La mesa de diálogo, sin agenda y con líneas rojas

25/02/2020

Los intereses de la Moncloa y de la Generalitat apenas tienen algún punto en común para negociar.

La agenda de la mesa de diálogo entre los Gobiernos de Pedro Sánchez y Quim Torra que se reunirá el miércoles en la Moncloa no está acordada. Las dos partes acuden a la cita con líneas rojas y propuestas en las que va a ser difícil encontrar asuntos que sean aceptables para la otra parte. Por eso, antes de entrar en harina, la Moncloa ha planteado, y la Generalitat no lo ha rechazado, hacer un diagnóstico común de la situación.

Agenda para el reencuentro. Sánchez entregó a Torra una lista de 44 asuntos con demandas de la Generalitat sobre competencias que podía ser una base para diálogo. El presidente catalán despachó la oferta con una negativa y trasladó esa negociación a la comisión bilateral Estado-Generalitat prevista en el Estatut.

El relator. Torra lo quiere. Sánchez, no. Para Esquerra es deseable, pero no imprescindible. El presidente catalán ha aceptado que no esté en la primera reunión, pero exige que la presencia del mediador se negocie en la mesa.

Autodeterminación. El referéndum es una línea roja infranqueable para la Moncloa porque no figura en el ordenamiento legal. La Generalitat reconoce que es una propuesta de máximos, pero a la que no puede renunciar por la presión de las bases soberanistas. Argumenta que es una figura que forma parte del derecho internacional y España lo reconoce en otros países, como Palestina, y recuerda que el artículo 10.2 de la Constitución señala que España reconoce las normas relativas a derechos fundamentales conforme a la Declaración Universal de Derechos Humanos, en la que figura la autodeterminación de los pueblos. Podría tener encaje una consulta popular sobre un reforma estatutaria.

Amnistía. El Gobierno de Sánchez esgrime que la Constitución en su artículo 62 impide los indultos generales. El Ejecutivo de Torra replica que, en efecto, los indultos generales no tienen cabida, pero no se menciona la amnistía.

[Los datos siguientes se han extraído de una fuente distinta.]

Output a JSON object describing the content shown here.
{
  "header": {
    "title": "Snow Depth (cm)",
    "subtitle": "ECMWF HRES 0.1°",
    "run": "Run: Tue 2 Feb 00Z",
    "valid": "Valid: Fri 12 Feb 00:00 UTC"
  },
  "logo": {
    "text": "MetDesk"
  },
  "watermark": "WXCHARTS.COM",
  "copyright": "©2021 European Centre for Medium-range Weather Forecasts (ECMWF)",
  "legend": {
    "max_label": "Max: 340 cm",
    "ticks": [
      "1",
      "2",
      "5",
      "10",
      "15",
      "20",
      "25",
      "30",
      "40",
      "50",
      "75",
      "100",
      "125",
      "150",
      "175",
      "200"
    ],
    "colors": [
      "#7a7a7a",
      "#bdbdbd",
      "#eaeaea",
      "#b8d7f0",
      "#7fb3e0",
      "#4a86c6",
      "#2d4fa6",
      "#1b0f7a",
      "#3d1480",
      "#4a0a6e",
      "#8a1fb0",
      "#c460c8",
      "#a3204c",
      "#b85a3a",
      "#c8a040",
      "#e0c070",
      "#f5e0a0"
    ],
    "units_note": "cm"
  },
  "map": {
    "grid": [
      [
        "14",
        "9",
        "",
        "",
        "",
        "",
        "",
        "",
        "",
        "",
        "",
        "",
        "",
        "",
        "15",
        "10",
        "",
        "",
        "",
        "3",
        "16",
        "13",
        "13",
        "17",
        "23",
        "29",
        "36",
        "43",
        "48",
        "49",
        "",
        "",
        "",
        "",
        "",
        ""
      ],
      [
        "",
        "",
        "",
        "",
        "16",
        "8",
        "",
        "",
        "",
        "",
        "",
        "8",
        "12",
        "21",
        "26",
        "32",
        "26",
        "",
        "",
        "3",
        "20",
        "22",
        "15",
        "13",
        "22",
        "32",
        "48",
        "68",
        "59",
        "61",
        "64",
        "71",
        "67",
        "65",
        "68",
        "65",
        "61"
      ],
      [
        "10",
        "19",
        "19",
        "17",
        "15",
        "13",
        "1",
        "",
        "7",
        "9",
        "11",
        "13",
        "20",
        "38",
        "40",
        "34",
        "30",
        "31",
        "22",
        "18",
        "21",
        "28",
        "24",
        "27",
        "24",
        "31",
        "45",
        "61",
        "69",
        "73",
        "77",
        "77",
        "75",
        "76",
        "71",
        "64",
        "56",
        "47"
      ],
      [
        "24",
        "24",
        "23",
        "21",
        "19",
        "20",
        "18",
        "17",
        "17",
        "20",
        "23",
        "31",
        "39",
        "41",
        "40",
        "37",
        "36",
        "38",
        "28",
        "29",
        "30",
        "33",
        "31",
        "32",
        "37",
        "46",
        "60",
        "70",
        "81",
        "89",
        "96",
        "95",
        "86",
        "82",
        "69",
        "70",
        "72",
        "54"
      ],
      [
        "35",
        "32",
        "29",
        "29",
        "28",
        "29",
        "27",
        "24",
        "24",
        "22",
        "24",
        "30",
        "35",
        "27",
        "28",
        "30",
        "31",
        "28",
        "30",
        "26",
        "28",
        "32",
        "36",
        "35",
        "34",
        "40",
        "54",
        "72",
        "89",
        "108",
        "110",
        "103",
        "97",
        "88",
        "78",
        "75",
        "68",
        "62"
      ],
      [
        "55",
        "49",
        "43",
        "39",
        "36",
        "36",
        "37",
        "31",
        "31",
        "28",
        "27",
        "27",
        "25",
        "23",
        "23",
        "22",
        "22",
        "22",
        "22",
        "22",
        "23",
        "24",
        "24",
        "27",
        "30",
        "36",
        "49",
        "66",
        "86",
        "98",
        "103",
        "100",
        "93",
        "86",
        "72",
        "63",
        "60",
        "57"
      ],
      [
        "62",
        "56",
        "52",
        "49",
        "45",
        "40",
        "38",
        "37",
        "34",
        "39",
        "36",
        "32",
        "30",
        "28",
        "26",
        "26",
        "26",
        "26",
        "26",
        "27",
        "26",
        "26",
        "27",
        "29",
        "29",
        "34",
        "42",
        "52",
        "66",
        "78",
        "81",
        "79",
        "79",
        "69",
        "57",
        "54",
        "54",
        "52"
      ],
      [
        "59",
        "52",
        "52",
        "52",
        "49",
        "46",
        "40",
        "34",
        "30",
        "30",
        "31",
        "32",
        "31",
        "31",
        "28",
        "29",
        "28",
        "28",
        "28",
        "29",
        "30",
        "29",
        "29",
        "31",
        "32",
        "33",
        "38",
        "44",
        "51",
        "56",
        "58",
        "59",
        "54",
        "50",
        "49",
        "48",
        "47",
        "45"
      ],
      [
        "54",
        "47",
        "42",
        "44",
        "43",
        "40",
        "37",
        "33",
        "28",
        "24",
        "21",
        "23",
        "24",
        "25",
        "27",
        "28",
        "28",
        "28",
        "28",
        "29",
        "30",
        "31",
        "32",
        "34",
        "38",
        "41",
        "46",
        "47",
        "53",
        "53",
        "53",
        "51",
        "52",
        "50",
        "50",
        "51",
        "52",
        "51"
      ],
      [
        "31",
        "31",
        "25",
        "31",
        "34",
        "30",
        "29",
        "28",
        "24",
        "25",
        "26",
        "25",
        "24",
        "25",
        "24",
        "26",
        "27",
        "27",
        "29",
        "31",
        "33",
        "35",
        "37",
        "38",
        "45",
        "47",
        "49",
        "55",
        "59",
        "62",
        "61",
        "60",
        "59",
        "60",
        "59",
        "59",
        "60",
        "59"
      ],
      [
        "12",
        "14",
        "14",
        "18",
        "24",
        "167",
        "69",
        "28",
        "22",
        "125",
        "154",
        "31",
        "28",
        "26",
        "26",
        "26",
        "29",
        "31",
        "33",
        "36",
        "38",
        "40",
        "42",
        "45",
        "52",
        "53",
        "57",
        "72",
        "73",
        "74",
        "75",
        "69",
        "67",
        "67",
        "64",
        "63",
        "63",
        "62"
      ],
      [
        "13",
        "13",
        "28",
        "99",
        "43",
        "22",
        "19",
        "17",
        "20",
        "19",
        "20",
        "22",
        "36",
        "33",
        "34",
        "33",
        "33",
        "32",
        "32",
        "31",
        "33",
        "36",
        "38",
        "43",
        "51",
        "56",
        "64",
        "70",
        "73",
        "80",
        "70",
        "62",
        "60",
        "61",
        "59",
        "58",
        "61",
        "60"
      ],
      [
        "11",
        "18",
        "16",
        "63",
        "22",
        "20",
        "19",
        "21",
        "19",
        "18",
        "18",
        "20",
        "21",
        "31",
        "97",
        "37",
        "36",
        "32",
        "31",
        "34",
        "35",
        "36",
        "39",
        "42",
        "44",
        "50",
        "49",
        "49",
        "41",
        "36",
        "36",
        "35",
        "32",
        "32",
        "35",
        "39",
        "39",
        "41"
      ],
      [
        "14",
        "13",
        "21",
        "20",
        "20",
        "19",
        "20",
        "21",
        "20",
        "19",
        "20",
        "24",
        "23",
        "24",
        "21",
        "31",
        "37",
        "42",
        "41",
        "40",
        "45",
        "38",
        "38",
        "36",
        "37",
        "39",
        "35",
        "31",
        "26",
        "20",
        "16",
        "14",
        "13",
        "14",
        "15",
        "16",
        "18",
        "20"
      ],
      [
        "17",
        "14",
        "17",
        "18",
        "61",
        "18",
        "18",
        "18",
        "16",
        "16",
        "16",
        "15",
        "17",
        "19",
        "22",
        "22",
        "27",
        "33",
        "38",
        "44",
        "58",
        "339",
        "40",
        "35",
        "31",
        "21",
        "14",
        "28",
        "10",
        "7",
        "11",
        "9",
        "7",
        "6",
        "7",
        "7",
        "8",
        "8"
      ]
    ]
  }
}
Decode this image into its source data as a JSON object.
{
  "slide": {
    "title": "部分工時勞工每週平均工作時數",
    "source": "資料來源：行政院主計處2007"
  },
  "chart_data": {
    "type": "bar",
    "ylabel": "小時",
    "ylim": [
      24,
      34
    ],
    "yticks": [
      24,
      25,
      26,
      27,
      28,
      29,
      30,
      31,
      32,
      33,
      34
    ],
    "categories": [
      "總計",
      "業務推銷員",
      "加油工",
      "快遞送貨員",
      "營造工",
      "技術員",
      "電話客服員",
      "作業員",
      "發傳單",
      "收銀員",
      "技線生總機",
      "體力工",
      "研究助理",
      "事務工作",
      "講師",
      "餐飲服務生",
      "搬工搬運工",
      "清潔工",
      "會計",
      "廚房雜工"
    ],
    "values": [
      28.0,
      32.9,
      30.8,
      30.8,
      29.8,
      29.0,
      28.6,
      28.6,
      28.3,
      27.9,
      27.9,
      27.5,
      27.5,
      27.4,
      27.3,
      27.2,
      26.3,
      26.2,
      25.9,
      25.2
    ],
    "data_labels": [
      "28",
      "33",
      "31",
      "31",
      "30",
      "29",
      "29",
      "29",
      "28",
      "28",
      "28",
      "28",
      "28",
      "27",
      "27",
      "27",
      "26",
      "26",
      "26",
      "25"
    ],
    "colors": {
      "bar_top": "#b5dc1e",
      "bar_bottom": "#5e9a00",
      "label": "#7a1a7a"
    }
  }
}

Reforma del Código Penal. La Moncloa prepara una revisión del delito de sedición para suavizar las penas y adecuarlo a los tiempos. La Generalitat preferiría la amnistía, pero no se opone. Oficialmente, aun así, el Gobierno asegura que este tema se discutirá en el Congreso, no en la mesa.

Estatut y Constitución. Es la gran apuesta del Gobierno de Sánchez, plantear una reforma combinada del régimen de autogobierno y la Carta Magna para que el encaje de Cataluña en España satisfaga al soberanismo, al menos al más pragmático. Pero ni Esquerra ni JxCat han dado señales de estar por la labor porque el autonomismo, insisten, es una «pantalla superada» en el debate político catalán. Esta oferta tiene el problema añadido de que ni en el Congreso hay mayoría de dos tercios para encarar la reforma constitucional ni en el Parlament la hay para la estatutaria.

Financiación. La Moncloa estudia fórmulas de financiación para Cataluña que, sin romper el sistema general, atienda a algunas demandas fiscales (con la guía del Concierto Económico del País Vasco) y de inversiones que la Generalitat ha planteado en los últimos años. El Gobierno catalán, de entrada, se muestra reacio porque considera que es una continuación del contexto autonomista. Pero no se puede descartar que en el transcurso de la negociación se abra camino.